Roundworms can be a health risk for humans. The most common source of human infection is by ingesting eggs that have come from soil contaminated with cat or dog feces. As many as 10,000 cases of roundworm infection in humans have been reported in one year in the United States. Children are at an increased risk for health problems should they become infected. A variety of organs, including the eyes, may be affected as the larvae migrate through the body. In suitable environments, the eggs may remain infective to humans and cats for years.

How are roundworms treated?

Treatment is simple and effective. There are many safe and effective preparations available to kill adult roundworms in the intestine.

Many heartworm preventives contain medications that are effective against intestinal roundworms help prevent future infections. Some of these preparations only the adult worms and do not affect migrating or encysting larvae. New products have recently been developed that will also affect the larval stages. Your veterinarian will advise you on the best treatment and prevention plan for your pet.

What about roundworm eggs shed in the environment?

Initially the eggs are not infective. After a period, which may vary from weeks to months, the eggs develop into infective larvae. Under ideal conditions, this takes approximately four weeks. These infective larvae can remain viable in the environment for long periods of time and are particularly resistant to changes in temperature and humidity.

The best environmental treatment is prevention. Remove your dog’s feces as soon as possible to prevent the spread and transmission of roundworms.

What is the most effective strategy I can use to control infection in my dogs, protect my family and reduce contamination of the environment?

Deworm pregnant dogs in late pregnancy, after the 42nd day or after six weeks of pregnancy. This will help reduce potential contamination of the environment for newborn puppies.
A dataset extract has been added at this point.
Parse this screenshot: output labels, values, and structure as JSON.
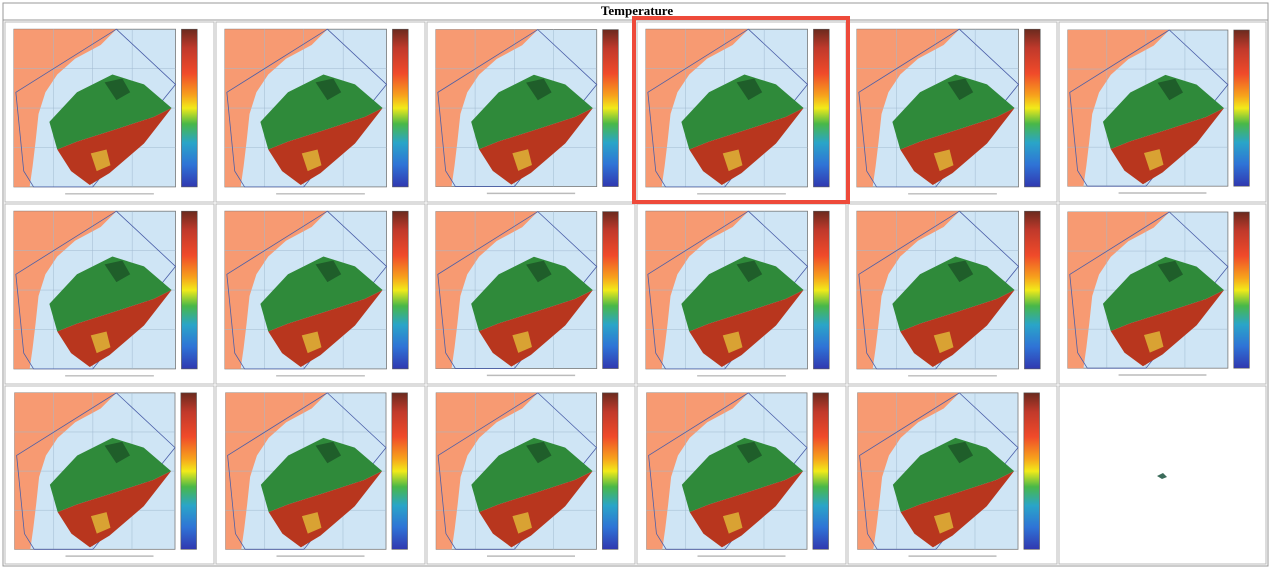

All puppies should be appropriately dewormed as recommended by your veterinarian. The first deworming should be given at two to three weeks of age. Note that this is prior to the time most puppies are seen for first vaccines. Deworming is then repeated every 2 weeks until 12 weeks of age, then monthly until 6 months of age in puppies. It is entirely appropriate to present new puppy for initial examination and deworming only. Routine deworming of adult dogs is also recommended.  Dosing ranges from monthly during warmer months and periodically during cooler months to year round monthly treatments depending on risk.  Your vet can help you determine the most appropriate deworming program for your dog.

It is also advisable for all dogs to have a fecal examination once to several times a yearly depending on their risk.  This way we can make sure our dewoming programs are working and also pick up other parasites not currently being treated for.

The use of a heartworm preventative product monthly that is effective against roundworms will stop the shedding of eggs into the environment.

Rodent control is important since rodents can serve as a source of infection.

Dogs should be prevented from defecating in children’s play areas and there should be prompt disposal of all dog feces, especially in gardens, playgrounds and public parks.

Practice strict hygiene particularly with children. Do not allow them to play in potentially contaminated environments and ensure proper and frequent hand washing.